Relational databases usually make more sense financially too. Distributed systems like MongoDB and ElasticSearch are money-hungry beasts and can kill your technology and human resources budget; unless you are absolutely certain and have run the numbers and decided that they do really make sense for your case.
Performance and stability with relational databases can be better out of the box
Hash join in MySQL 8: 10 mins read. You should read this blog if you want to learn how hash joins are implemented by databases. It will give you a good and detailed understanding on the subject.

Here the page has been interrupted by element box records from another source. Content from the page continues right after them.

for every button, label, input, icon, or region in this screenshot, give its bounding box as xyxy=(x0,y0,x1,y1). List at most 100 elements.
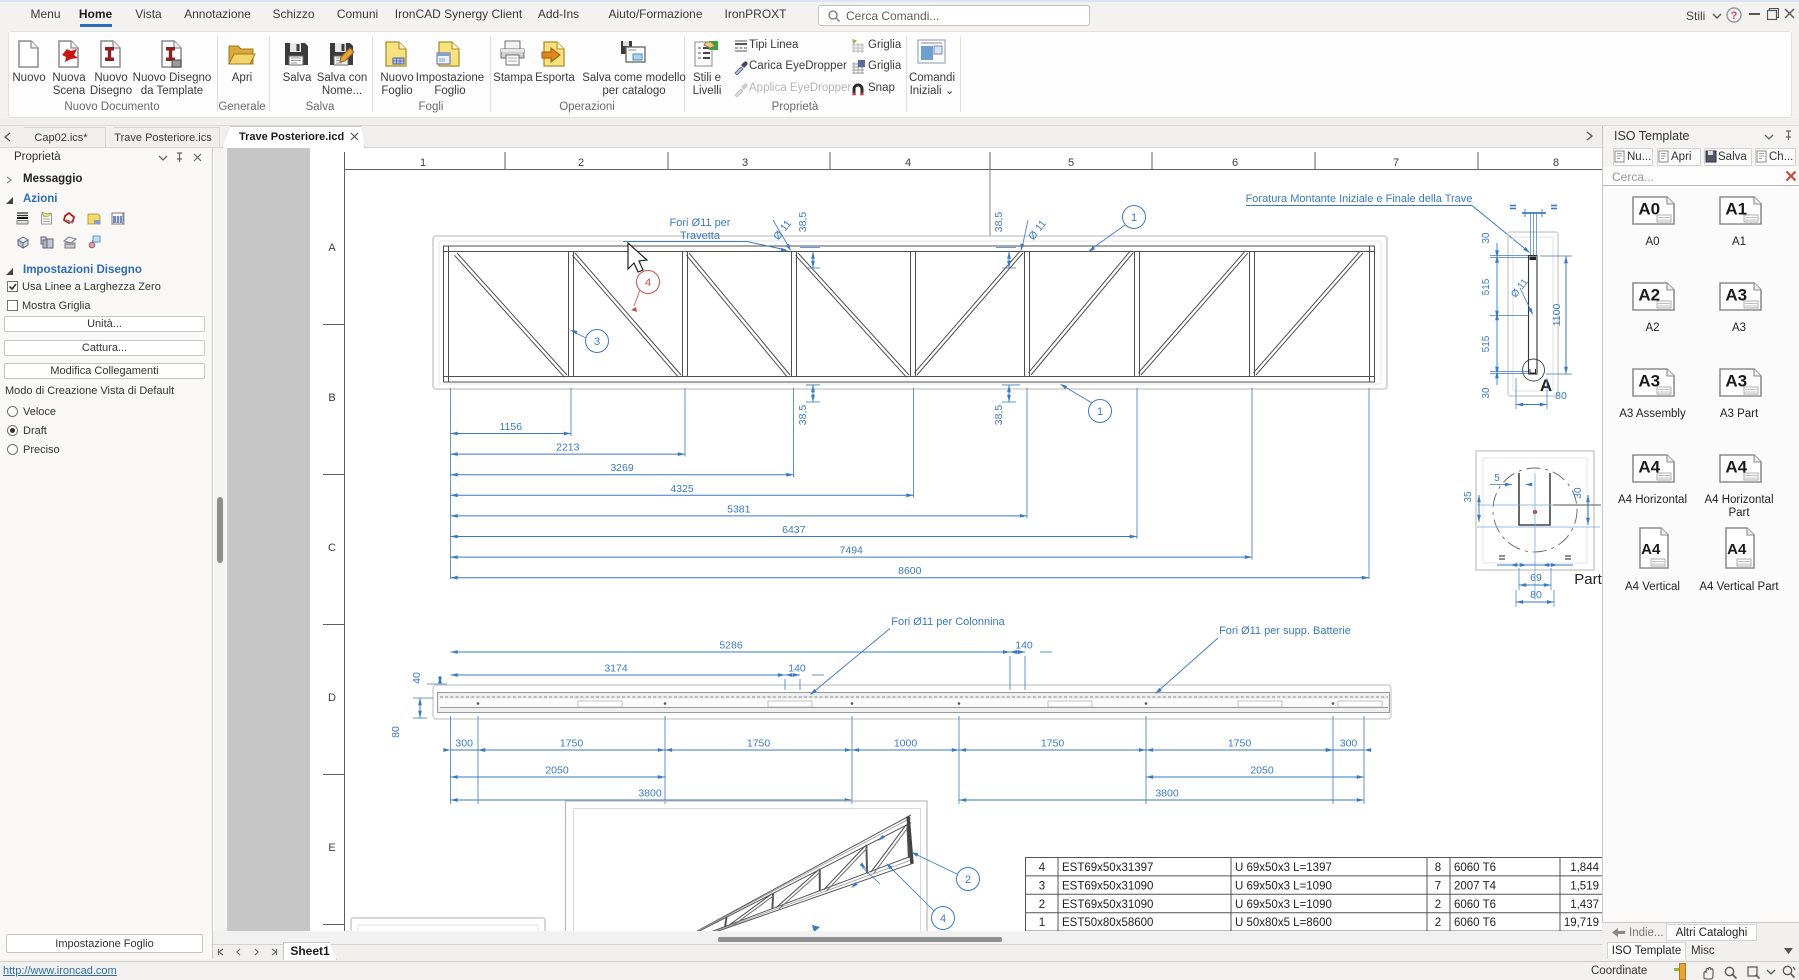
svg-text:2: 2 xyxy=(1039,899,1045,911)
svg-text:6060 T6: 6060 T6 xyxy=(1454,862,1496,874)
svg-text:4: 4 xyxy=(645,277,651,289)
svg-text:Travetta: Travetta xyxy=(680,230,721,242)
svg-text:3800: 3800 xyxy=(638,788,662,800)
svg-text:A3: A3 xyxy=(1725,372,1747,391)
svg-text:7: 7 xyxy=(1393,157,1399,169)
svg-text:Part: Part xyxy=(1574,571,1602,588)
svg-text:6060 T6: 6060 T6 xyxy=(1454,899,1496,911)
svg-text:Foratura Montante Iniziale e F: Foratura Montante Iniziale e Finale dell… xyxy=(1246,193,1473,205)
svg-text:1750: 1750 xyxy=(560,738,584,750)
svg-text:40: 40 xyxy=(411,672,423,684)
svg-text:3174: 3174 xyxy=(604,663,628,675)
svg-text:1750: 1750 xyxy=(1041,738,1065,750)
svg-text:300: 300 xyxy=(455,738,473,750)
svg-text:U 50x80x5 L=8600: U 50x80x5 L=8600 xyxy=(1235,917,1332,929)
svg-text:1,437: 1,437 xyxy=(1570,899,1599,911)
svg-text:B: B xyxy=(328,392,335,404)
svg-text:30: 30 xyxy=(1481,387,1492,399)
svg-text:A3: A3 xyxy=(1638,372,1660,391)
svg-text:38,5: 38,5 xyxy=(797,405,809,426)
svg-text:8: 8 xyxy=(1553,157,1559,169)
svg-text:EST69x50x31397: EST69x50x31397 xyxy=(1062,862,1153,874)
svg-text:U 69x50x3 L=1090: U 69x50x3 L=1090 xyxy=(1235,880,1332,892)
svg-text:Fori Ø11 per supp. Batterie: Fori Ø11 per supp. Batterie xyxy=(1219,625,1351,637)
svg-text:3800: 3800 xyxy=(1155,788,1179,800)
svg-text:5381: 5381 xyxy=(727,503,751,515)
svg-text:A4: A4 xyxy=(1638,458,1660,477)
svg-text:6: 6 xyxy=(1232,157,1238,169)
svg-text:8: 8 xyxy=(1435,862,1441,874)
svg-text:1: 1 xyxy=(1039,917,1045,929)
svg-text:38,5: 38,5 xyxy=(797,212,809,233)
svg-text:A3: A3 xyxy=(1725,286,1747,305)
svg-text:Ø 11: Ø 11 xyxy=(771,218,794,243)
svg-text:8600: 8600 xyxy=(898,565,922,577)
svg-text:69: 69 xyxy=(1530,572,1542,584)
svg-text:80: 80 xyxy=(1555,390,1567,402)
svg-text:?: ? xyxy=(1731,10,1738,22)
svg-text:U 69x50x3 L=1397: U 69x50x3 L=1397 xyxy=(1235,862,1332,874)
svg-text:1750: 1750 xyxy=(1228,738,1252,750)
svg-text:3: 3 xyxy=(594,336,600,348)
svg-text:3: 3 xyxy=(742,157,748,169)
svg-text:30: 30 xyxy=(1573,487,1584,499)
svg-text:C: C xyxy=(328,542,336,554)
svg-text:EST69x50x31090: EST69x50x31090 xyxy=(1062,880,1153,892)
svg-text:1000: 1000 xyxy=(894,738,918,750)
svg-text:6437: 6437 xyxy=(782,524,806,536)
svg-text:1100: 1100 xyxy=(1551,304,1563,327)
svg-text:EST69x50x31090: EST69x50x31090 xyxy=(1062,899,1153,911)
svg-text:1,844: 1,844 xyxy=(1570,862,1599,874)
svg-text:140: 140 xyxy=(788,663,806,675)
svg-text:80: 80 xyxy=(1530,589,1542,601)
svg-text:30: 30 xyxy=(1481,232,1492,244)
svg-text:4: 4 xyxy=(1039,862,1046,874)
svg-text:7: 7 xyxy=(1435,880,1441,892)
svg-text:515: 515 xyxy=(1481,335,1492,352)
svg-text:Fori Ø11 per: Fori Ø11 per xyxy=(670,217,731,229)
svg-text:A4: A4 xyxy=(1727,541,1747,558)
svg-text:515: 515 xyxy=(1481,278,1492,295)
svg-text:3269: 3269 xyxy=(610,462,634,474)
svg-text:300: 300 xyxy=(1340,738,1358,750)
svg-text:2: 2 xyxy=(1435,899,1441,911)
svg-text:A2: A2 xyxy=(1638,286,1660,305)
svg-text:1750: 1750 xyxy=(747,738,771,750)
svg-text:38,5: 38,5 xyxy=(993,405,1005,426)
svg-text:A0: A0 xyxy=(1638,200,1660,219)
svg-text:Ø 11: Ø 11 xyxy=(1026,218,1049,243)
svg-text:6060 T6: 6060 T6 xyxy=(1454,917,1496,929)
svg-text:5286: 5286 xyxy=(719,640,743,652)
svg-text:5: 5 xyxy=(1494,473,1500,484)
svg-text:A: A xyxy=(328,242,336,254)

Managing a Go monorepo with Bazel: 10 mins read. I don’t think we still have a winner between monorepo and multiple repo approach when building Microservices. We have big organisations like Google and Facebook that prefer Monorepo approach and then we have organizations like Netflix that recommend multi repo approach. This post covers how you can manage a Go monorepo using Bazel build tool. I have not used Bazel so far but I am seriously considering it for my personal projects.
The Value in Go’s Simplicity: 10 mins read. Go is one language that I really want to spend more time on. It is a popular language used almost everywhere these days. In this blog, author makes the case for Go’s simplicity. As author mentioned, Go core development team has take simplicity to another level. To keep language simple they are not allowing many good features like Generics implemented in Go.
When XML beats JSON: UI layouts: 5 mins read. UI layouts are represented as component trees. And XML is ideal for representing tree structures. It’s a match made in heaven! In fact, the most popular UI frameworks in the world (HTML and Android) use XML syntax to define layouts.
Daily Stand-up Injection of Guilt: 10 mins read. Yegor writes, “Only weak managers need daily stand-up meetings to coordinate the team, while strong ones use more formal instruments to organize the flow of information. However, as someone noted, morning meetings are not supposed to be used by managers to coordinate anyone, but “to discuss progress, impediments and to plan.” I’m not buying it.”